Recently, I was called to our community hospital to consult on a teenager with severe lower abdominal pain. The young man, whom I’ll call Dan (not his real name), lived outside of our community, and I’d never met him before. I arrived in Dan’s hospital room, introduced myself, and started talking to him and his mom about his symptoms. After reviewing his chart and getting his history, I proceeded to examine his heart, lungs, and belly. Then I told him, “OK, I need to check your privates, to make sure everything looks healthy and normal. Is that OK?” I was unprepared for Dan’s surprised, negative, very forceful reaction: “NO WAY!” and his mother’s simultaneous exclamation, “No, you DON’T need to do that!”
I asked permission, as I always do, and he definitely hadn’t given it! So I backed up a little bit. “I know it’s embarrassing to have your privates checked. But we don’t have a good explanation yet for the pain you’re having, and if it’s related to something going on with your genitals or your bottom, I definitely don’t want to miss that.”
Dan was still pleasant, but I could see in his eyes he was definitely not buying my explanation. “If you would feel more comfortable with a man doctor, or without your mom in the room, we can definitely do that.” His horrified expression spoke volumes; I think he would have preferred a spinal tap without anesthetic.
His mom said, “Why do you have to do that? The emergency room doctor and the surgeon who’ve seen him today didn’t feel that was necessary.” I explained, in that case, if no one else had checked “down there,” I felt even worse about blowing off that part of the exam. Dan, still with the deer-in-the-headlights look, volunteered, “I had it checked at the clinic where I got my sports physical done. Can we count that?”
We talked about it some more, but Dan stood firmly to his position: “My genitals are not your business, doc!” In the end, I never did perform this important exam.
Clearly, I failed Communication 101 with Dan at explaining the importance of a complete body check, especially in a kid who’s sick enough to be in the hospital. I suspect if I’d known Dan better, he might not have felt so awkward. What I really wanted to communicate was this:
- It needn’t take very long. A comprehensive external genital exam takes under a minute in boys.
- We can do whatever it takes to satisfy modesty and cultural appropriateness. It’s OK to kick your mom out and have your dad come in. Or vice versa. It’s OK to request a male doctor. Or vice versa. It’s OK to have a chaperone — in fact, I prefer it that way.
- We do find problems “down there.” Honestly, most doctors are in such a hurry – we wouldn’t waste time doing something if we never found a problem. In Dan, a rectal exam for his kind of pain would have helped reduce his need for expensive, high-radiation tests. From time to time, either as part of a problem check or as part of a checkup, we’ll find hernias, hormone problems, cancer, eczema, abnormal birthmarks, ulcers, urinary issues, and infections of many kinds (not just STDs).

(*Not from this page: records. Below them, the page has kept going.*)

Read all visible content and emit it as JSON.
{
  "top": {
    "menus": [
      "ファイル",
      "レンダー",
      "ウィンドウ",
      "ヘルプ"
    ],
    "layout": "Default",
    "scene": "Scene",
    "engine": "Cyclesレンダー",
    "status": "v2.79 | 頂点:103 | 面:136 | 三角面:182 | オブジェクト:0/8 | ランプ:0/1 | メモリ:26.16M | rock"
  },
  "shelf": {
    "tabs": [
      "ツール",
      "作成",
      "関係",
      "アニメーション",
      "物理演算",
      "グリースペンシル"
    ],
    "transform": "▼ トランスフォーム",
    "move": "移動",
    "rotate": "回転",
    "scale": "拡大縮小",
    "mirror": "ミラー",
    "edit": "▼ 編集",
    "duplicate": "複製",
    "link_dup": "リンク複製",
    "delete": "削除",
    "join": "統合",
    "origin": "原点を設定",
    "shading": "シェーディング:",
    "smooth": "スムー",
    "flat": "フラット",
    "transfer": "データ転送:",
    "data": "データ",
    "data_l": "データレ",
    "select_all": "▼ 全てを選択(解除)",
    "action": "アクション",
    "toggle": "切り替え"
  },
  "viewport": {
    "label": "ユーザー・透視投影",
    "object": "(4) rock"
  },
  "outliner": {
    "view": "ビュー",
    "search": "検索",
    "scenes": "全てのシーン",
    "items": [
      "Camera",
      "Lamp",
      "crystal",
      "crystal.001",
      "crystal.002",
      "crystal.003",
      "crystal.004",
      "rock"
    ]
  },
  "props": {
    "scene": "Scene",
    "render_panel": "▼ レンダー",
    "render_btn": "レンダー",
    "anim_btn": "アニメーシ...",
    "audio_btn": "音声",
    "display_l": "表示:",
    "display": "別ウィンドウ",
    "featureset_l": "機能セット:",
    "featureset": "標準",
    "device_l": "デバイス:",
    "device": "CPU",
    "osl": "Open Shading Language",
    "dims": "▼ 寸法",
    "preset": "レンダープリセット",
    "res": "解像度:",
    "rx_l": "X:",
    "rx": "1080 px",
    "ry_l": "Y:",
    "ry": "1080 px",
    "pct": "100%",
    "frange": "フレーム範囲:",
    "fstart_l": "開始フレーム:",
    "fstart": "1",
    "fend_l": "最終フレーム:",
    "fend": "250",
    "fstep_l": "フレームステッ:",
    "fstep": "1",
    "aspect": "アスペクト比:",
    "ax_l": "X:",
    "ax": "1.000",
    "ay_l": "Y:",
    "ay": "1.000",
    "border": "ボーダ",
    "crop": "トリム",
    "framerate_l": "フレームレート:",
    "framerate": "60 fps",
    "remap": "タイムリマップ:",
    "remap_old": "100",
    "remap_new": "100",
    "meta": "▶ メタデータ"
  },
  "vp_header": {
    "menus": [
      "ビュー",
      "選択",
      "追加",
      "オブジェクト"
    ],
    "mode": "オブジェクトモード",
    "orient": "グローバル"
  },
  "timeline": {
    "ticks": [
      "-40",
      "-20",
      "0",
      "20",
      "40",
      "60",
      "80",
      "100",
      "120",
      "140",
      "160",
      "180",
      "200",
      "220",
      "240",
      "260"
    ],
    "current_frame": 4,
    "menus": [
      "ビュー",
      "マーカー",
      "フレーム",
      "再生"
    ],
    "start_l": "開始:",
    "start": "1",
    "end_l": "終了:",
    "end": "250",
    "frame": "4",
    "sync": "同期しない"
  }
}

Many years ago, a wise pediatric infectious disease physician taught me to check the whole body – even the unmentionables – for clues to “mystery patients.” He was right, and since then I’ve diagnosed herpes encephalitis, Behcet’s disease, and Crohn’s disease – based primarily on what I found in the genitals and rectal area.
- Parents, assume nothing. You may think your child has no concerns about his genitals because he’s never mentioned them to you. You may think your son could never have an STD. You may think your son would notice if he had a small amount of blood in his stool. You may think he knows what a hernia or testicular mass feels like. And all these things might be completely true. But they might not.
- Getting it all “out in the open” makes it easier for a child to bring up a concern. Let’s say a young man discovers a small lump on his genitals, and it’s worrisome to him. When I’m doing a genital exam and already have things uncovered, it seems easier for a concerned teen to “casually” point to the spot and say, “Hey, [indicating] is this OK?” I can easily say, “Oh yes, that’s a ______ and lots of guys have those. They’re normal and won’t interfere with peeing or sex or anything. I have a great handout about that for more information.” It’s harder for a kid to bring up issues “down there” if he thinks that a genital exam isn’t part of the equation. Will I think he’s a pervert or weird for asking: “So… doc…. I have this… thing… on my… privates?”
- Your female counterparts seem to have gotten over this. I’ve noticed (and I’m not sure why – maybe because I’m a woman) that I rarely have girls or their parents look horrified or surprised when I ask to check a girl’s breasts or pubic area. Much more frequently, I have mothers ask me, “Are you sure 13-year-old Kathy doesn’t need a complete pelvic exam, now that she’s having periods?” Sometimes this is a subtle hint to check for pregnancy or STDs; sometimes parents are trolling for information about their child’s sexual activity, or lack thereof. But much of the time, parents know that ensuring “the lady parts” are important to keep healthy, just like everything else.
So: It’s OK to be embarrassed. It’s OK to sigh, blush, groan, and/or roll your eyes at the doctor. But guys, yes, we really need to check ’em.
Suzanne Berman is a general pediatrician in rural Tennessee. She tries to minimize embarrassment to her husband and son, too.